Gli uomini hanno una reazione bizzarra di fronte all’imminente tragedia: l’unico a mantenere un comportamento coerente con la situazione è il prof. Guck, lo scienziato scopritore dell’inevitabile disastro. Tutti gli altri sembrano non comprendere ciò che sta accadendo, e quindi giocano in borsa, comprando e vendendo azioni della cometa della fine del mondo, creando linee di moda ispirate alla fine del mondo, facendo progetti matrimoniali a lunga scadenza. I politici e i diplomatici improntano la loro attività sfruttando il meraviglioso traino della fine del mondo. Le invocazioni di Guck restano inascoltate.

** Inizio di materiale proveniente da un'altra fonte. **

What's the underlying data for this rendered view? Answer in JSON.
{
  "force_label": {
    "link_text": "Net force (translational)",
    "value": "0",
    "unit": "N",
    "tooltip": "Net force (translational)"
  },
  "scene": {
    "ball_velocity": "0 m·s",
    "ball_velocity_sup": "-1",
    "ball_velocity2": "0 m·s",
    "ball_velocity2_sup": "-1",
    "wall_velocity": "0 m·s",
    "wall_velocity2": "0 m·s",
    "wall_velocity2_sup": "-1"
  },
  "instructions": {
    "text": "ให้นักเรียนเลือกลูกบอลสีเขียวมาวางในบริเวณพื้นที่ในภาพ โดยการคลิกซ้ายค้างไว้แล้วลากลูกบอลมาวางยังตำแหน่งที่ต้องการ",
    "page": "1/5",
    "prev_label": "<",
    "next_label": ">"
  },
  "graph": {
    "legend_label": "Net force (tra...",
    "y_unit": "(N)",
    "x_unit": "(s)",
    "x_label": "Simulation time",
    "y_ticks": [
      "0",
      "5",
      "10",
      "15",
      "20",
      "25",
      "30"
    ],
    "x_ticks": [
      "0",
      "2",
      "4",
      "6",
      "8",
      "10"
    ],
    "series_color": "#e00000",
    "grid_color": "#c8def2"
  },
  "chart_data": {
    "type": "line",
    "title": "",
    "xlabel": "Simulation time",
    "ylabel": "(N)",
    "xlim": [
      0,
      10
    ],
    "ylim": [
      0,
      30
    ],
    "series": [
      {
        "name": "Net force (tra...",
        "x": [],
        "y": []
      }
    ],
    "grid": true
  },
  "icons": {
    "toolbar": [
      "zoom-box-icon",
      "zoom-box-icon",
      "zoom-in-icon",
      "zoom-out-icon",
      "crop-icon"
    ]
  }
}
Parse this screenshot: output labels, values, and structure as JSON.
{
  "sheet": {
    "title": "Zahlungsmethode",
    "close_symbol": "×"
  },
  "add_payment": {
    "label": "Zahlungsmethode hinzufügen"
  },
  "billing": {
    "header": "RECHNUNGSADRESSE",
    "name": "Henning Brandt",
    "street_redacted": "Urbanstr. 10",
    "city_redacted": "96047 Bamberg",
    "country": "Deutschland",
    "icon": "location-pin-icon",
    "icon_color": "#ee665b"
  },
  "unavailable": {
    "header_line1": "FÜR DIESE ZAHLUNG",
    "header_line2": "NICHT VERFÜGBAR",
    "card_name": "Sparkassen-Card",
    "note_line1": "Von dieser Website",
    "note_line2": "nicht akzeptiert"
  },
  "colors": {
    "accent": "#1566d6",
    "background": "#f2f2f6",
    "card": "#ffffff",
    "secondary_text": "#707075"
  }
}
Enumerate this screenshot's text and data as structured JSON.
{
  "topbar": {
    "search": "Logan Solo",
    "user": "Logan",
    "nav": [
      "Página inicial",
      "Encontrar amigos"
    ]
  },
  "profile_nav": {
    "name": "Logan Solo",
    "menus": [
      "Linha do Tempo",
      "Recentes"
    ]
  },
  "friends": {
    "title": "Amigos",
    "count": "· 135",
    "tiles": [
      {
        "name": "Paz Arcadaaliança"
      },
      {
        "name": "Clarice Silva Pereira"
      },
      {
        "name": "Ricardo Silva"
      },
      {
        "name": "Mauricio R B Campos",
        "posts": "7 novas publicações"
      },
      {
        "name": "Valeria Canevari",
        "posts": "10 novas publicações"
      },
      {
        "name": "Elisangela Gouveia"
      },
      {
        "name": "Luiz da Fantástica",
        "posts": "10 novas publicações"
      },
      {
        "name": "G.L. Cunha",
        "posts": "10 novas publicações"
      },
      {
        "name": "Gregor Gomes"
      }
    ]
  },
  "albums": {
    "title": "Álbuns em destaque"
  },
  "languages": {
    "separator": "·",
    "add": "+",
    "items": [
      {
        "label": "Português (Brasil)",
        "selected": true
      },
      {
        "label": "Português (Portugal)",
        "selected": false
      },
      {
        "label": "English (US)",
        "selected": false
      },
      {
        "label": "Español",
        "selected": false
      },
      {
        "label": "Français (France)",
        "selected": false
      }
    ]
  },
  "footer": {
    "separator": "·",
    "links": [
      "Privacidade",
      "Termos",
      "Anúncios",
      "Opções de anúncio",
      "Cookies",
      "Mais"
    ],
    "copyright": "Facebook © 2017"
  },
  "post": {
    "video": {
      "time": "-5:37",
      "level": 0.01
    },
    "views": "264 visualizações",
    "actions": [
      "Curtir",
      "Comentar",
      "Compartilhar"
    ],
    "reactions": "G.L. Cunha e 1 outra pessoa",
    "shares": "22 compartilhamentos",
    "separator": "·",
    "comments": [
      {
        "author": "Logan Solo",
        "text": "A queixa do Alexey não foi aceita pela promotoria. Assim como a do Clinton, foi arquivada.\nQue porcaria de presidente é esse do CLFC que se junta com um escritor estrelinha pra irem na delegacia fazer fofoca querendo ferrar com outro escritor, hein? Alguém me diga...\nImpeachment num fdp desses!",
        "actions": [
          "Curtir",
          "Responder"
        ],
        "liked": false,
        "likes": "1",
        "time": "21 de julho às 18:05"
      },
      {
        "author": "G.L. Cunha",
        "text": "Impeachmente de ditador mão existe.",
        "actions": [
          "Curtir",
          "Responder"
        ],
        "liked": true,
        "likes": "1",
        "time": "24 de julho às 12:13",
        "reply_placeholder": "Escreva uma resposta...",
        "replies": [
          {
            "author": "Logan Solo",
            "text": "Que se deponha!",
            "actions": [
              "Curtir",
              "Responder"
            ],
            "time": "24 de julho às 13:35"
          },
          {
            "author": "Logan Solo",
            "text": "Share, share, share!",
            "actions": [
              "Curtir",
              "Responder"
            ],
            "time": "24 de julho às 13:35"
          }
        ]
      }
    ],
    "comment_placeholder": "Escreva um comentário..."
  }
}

In questo clima surreale ed assurdo, dove non mancano truffe ed episodi di sciacallaggio, vedi la falsa astronave realizzata da un sedicente costruttore per lasciare la Terra, che viene prenotata in tutti i suoi posti da un uomo ricchissimo con il suo seguito (astronave che, naturalmente, non partirà mai).
Gli unici oltre allo scienziato a rendersi conto che la fine è imminente sono personaggi non umani: il pappagallo Loreto, o quella strana figura uscita dal manifesto, la zia Titze. Quest’ultima forse è la manifestazione dell’inconscio di uno dei personaggi, che almeno nel sonno riesce ad avere una sana percezione di cosa sta per accadere.
Konrad avrà pietà degli uomini, e un po’ si innamorerà di essi. Poche misere migliaia di chilometri prima di distruggere la Terra, devierà la sua orbita.
L’epilogo nel Cosmo vede nuovamente i pianeti chiamati a concilio dal Sole: infuriati chiedono spiegazioni alla cometa. Domandano: “perché lei ha risparmiato la Terra?”.Konrad risponde: ”Avvicinandomi, ho potuto conoscerla un pochino, e… mi sono innamorato di lei.